Snapchat Teams Up with Amazon
Snap is partnering with Amazon to offer an e-commerce feature that lets users take a picture of physical object or barcode through its Snapchat app and search for it online. This includes the ability to order the item through the retail giant’s website.
The move comes as a growing number of companies take inspiration from trends and innovations being started by Chinese technology companies, many of which have spearheaded mobile-first strategies thanks to the country’s leapfrogging of the PC era. Alibaba’s shopping platforms Taobao Marketplace and Tmall have offered this feature for several years, and Amazon also implements it in its app.
Snapchat’s new visual search tool, announced by the company in a blog post this week, is a bridge between the real world and Amazon’s shopping platform. If Amazon recognises the item, it will provide a link that redirects Snapchat users to its site, where they can continue browsing or complete the purchase. They can also take a photo of an item’s barcode, making storefronts more nervous about becoming Amazon showrooms.

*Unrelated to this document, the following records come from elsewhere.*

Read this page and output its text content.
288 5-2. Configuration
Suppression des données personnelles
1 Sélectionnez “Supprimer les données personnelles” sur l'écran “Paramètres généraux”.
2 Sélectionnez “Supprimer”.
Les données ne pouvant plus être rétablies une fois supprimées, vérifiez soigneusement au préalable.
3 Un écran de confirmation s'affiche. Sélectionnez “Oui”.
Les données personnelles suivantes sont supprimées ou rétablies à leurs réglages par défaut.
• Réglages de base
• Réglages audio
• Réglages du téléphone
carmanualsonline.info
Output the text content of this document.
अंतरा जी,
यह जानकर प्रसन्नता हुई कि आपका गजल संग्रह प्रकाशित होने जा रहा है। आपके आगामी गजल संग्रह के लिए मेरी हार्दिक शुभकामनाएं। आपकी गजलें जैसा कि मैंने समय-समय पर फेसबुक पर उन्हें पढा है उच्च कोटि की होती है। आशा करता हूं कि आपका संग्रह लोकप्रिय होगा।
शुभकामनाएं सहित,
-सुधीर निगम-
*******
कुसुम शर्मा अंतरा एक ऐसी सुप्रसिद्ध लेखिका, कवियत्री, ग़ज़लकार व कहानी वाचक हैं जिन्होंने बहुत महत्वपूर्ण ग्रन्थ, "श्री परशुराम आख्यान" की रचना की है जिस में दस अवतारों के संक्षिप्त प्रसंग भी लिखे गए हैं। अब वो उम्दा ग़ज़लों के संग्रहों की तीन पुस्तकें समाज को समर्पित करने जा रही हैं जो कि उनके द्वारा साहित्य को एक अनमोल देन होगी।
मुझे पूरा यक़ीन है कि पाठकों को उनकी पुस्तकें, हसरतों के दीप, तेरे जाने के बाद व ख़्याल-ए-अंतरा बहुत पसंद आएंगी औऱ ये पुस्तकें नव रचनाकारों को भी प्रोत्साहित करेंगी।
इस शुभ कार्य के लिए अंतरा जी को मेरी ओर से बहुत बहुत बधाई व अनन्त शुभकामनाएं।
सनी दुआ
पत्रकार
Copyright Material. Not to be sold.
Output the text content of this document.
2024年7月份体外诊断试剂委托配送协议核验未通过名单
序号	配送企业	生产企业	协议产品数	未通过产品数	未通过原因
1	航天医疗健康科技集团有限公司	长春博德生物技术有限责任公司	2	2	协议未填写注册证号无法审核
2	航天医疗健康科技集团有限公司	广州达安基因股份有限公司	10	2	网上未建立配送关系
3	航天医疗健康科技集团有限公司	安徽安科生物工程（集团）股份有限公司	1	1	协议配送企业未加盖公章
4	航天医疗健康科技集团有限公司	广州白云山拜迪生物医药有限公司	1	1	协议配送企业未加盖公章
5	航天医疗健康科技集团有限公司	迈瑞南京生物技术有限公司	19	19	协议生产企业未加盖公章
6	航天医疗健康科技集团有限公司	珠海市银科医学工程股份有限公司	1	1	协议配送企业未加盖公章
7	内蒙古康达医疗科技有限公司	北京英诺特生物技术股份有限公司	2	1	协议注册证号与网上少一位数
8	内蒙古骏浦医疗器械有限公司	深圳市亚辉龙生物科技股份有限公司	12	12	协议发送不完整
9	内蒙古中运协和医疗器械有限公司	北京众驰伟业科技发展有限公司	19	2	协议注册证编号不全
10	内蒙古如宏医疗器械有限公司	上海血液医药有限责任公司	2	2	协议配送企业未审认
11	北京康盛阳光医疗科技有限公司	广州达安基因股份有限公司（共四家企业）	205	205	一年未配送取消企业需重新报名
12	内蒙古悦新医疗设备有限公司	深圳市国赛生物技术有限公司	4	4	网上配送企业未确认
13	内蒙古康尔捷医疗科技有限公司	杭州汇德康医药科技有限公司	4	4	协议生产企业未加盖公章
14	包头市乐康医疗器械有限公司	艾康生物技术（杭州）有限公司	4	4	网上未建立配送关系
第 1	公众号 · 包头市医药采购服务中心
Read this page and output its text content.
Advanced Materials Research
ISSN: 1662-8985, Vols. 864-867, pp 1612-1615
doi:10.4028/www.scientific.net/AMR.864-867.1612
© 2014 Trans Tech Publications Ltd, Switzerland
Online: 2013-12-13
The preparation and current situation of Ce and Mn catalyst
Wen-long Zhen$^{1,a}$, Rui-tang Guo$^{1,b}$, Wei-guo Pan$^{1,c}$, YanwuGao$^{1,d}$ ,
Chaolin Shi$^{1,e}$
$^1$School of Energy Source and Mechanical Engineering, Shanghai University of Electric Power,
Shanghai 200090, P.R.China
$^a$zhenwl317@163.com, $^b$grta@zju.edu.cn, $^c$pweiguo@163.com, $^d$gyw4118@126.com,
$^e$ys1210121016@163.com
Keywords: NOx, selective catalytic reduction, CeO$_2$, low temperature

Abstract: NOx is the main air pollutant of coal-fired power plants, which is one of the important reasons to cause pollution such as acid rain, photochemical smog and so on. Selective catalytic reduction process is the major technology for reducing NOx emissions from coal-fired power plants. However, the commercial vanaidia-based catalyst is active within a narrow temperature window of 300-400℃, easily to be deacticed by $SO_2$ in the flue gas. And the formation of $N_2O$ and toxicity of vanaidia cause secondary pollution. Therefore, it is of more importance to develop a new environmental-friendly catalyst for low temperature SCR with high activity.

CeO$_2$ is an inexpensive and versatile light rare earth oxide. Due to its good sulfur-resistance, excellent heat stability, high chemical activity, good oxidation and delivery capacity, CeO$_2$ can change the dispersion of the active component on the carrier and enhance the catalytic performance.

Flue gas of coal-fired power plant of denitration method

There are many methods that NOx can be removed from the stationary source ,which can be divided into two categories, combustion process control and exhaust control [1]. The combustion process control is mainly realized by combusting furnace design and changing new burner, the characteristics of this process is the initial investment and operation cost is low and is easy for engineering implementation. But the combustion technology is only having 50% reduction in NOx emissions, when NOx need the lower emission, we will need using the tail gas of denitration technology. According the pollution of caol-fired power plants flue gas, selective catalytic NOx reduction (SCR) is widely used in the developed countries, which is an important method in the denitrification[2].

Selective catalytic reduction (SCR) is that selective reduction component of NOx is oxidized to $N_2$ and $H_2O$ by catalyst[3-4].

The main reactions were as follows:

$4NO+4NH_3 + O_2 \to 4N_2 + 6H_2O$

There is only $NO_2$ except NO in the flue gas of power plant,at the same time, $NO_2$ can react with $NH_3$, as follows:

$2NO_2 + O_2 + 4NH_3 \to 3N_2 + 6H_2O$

The partnership will allow Amazon to encourage the use of visual search with younger shoppers and help prevent them from straying to competing online shops. It’s a logical extension of the company’s aim to meet users where they already spend time. It could also signal the start of a shift in user interfaces; Amazon has hundreds of millions of products on offer, so using text to search can be a cumbersome task when shoppers aren’t sure how to describe the product they want. If the new feature works as promised, it should allow results to be delivered more quickly.
Snapchat’s young demographic is likely to make purchases of items for which Amazon may not be their initial starting point, making this collaboration beneficial for both companies. The press release didn’t offer much detail, but we assume that Snapchat would get a bounty on transactions.
The effort is part of a broader trend to incorporate smartphone cameras into e-commerce by using image-recognition technology to streamline the process of searching and shopping. Pinterest and eBay provide similar tools. Amazon also uses smartphones and augmented reality to let shoppers point their cameras at their living rooms, for example, to see how a new sofa might look in a room before buying it.
The feature from Snapchat is still in an initial launch phase, with only a small number of users in the US able to access it.